O empresário agredido e mutilado é uma vítima do bolsonarismo e do punitivismo. A integridade física e moral dele teria sido preservada se os “outros” (os prisioneiros comuns que são objeto do desprezo e do ódio de Jair Bolsonaro e dos juristas olavistas) cumprissem suas penas dentro dos limites estabelecidos pela legislação. Ponto para juristas Alexandre Moraes da Rosa e Salah H. Khaled Jr.:

“A pena não pode ser mais do que a lei diz que ela deve ser. Qualquer nível de dor experimentado para além das restrições normativamente impostas é ilegal. Precisamos colonizar a pena privativa de liberdade. É território inóspito, selvagem. Puro poder punitivo exercido de forma irrestrita, antidemocrática e bárbara. Precisamos abandonar a busca metafísica por uma resposta correta ao ‘porque punir?’ e pensar ‘como punir’.” (In Dubio Pro Nell – profanando o sistema penal, Editora & Livraria Jurídica, Emais, 3ª edição, florianópolis, 2018, p. 120)

As empresas de comunicação brasileiras criaram um monstro e serão devorados por ele. Não, eu não estou me referindo a Bolsonaro. Ele é um fenômeno transitório. O monstro que está sendo alimentado diariamente é a pobreza jornalística que se difude do ódio ao PT e que alimenta o ódio de todos contra todos por qualquer motivo pueril.

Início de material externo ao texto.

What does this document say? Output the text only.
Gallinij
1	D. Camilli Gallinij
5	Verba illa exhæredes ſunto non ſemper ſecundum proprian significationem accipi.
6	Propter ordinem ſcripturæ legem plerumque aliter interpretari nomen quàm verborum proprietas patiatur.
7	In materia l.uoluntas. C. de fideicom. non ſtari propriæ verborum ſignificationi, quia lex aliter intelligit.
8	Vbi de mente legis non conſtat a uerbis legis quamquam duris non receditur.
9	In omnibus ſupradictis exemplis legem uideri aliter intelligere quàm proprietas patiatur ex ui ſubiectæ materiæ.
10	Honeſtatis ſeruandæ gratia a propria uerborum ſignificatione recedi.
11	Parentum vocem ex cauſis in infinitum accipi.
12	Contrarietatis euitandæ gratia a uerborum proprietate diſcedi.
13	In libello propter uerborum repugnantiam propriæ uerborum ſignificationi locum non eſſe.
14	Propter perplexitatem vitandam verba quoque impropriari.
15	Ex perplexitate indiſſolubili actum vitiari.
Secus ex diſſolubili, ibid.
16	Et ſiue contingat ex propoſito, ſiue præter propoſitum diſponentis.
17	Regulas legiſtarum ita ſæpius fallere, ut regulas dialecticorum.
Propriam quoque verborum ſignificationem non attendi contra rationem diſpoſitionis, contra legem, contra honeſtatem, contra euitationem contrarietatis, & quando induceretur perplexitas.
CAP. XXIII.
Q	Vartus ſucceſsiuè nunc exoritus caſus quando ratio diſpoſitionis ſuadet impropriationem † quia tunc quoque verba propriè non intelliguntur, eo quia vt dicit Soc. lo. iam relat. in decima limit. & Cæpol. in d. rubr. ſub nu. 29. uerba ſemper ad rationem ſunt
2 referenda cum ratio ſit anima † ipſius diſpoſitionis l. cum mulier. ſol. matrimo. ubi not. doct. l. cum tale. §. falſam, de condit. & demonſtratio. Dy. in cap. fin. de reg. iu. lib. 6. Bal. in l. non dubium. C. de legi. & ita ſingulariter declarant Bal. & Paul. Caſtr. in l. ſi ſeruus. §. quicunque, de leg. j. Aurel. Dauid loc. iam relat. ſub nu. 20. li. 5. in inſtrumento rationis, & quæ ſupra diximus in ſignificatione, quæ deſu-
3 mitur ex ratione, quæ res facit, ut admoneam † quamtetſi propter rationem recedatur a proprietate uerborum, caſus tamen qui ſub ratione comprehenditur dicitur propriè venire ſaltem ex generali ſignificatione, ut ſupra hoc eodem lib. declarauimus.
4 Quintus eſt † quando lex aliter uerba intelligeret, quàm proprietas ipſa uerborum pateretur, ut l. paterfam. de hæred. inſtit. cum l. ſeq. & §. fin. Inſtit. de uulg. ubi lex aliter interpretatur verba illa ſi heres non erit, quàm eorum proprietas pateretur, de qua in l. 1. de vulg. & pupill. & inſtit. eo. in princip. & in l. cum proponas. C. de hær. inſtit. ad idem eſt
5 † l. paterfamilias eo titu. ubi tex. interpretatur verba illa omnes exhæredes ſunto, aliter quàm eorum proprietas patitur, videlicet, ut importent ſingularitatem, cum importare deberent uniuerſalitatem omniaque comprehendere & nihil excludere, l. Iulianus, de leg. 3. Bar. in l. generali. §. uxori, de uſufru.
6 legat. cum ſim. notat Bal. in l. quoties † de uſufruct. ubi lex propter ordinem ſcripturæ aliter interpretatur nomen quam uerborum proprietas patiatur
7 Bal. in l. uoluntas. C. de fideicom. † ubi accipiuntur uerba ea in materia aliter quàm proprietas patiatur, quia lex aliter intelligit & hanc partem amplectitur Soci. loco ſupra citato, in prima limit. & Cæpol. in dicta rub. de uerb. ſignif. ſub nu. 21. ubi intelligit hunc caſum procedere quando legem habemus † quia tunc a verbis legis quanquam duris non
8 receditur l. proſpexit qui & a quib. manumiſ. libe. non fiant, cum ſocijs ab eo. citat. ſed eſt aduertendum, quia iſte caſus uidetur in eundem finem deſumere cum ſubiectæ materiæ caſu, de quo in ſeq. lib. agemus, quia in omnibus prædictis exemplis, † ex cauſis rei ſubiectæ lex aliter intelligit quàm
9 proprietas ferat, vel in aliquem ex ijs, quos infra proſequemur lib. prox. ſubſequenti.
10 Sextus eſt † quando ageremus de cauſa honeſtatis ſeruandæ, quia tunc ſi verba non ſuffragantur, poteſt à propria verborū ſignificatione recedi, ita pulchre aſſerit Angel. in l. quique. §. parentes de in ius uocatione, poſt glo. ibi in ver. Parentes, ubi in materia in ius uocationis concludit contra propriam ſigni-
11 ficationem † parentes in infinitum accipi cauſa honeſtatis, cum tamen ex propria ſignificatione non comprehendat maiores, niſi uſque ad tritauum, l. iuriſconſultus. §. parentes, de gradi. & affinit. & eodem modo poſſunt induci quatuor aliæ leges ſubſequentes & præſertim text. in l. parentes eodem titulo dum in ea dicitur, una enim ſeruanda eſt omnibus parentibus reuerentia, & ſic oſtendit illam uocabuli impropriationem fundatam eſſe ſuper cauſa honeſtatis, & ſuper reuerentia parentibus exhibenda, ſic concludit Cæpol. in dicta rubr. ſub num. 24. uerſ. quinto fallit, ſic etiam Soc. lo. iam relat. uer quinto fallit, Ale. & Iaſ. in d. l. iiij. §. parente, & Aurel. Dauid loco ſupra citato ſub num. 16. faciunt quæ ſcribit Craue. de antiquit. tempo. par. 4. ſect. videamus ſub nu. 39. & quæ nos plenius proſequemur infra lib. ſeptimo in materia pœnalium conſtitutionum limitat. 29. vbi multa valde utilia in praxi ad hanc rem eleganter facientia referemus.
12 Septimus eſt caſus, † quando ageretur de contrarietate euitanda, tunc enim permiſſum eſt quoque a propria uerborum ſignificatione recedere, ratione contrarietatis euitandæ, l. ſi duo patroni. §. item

O empresário precisava realmente agredir a pedinte? Não. O sucesso dele se transformou em fracasso no exato momento em que ele foi dominado pelo ódio. Tudo o que está ocorrendo no Brasil (inclusive as agressões gratuitas do empresário à pedinte e aquelas que ele sofreu na prisão) podem ser considerado o fruto podre do ódio em estado bruto destilado diariamente pelo jornalismo de guerra ao PT. E nem mesmo as ameaças de torturas, prisões e assassinatos em massa, que tem sido feitas e reiteradas pelo clã Bolsonaro, são capazes de convencer os jornalistas que eles seguem o caminho da perdição. Quando começarem a ser encarcerados eles serão recebidos com flores por detentos embrutecidos pelo sistema prisional brasileiro?

Quando consegue se estruturar politicamente como poder dominante o sadismo não pode admitir qualquer concorrência, seja ela real ou simbólica. Aqueles que triunfam num regime criminoso se tornam tão criminosos quanto os seus líderes. Os que caírem em desgraça e sobrevivem para contar a história emergirão como heróis incontestes do combate à tirania. Eticamente distintas, as escolhas que os jornalistas têm diante de si são semelhantes num ponto: sofrimento num futuro distante que pode ser neutralizado, martírio num futuro próximo possível.

O Brasil não é uma doença sem cura. Mas a valorização da pedagogia da opressão e do assassinato não resolverão nossos problemas dentro e fora dos presídios.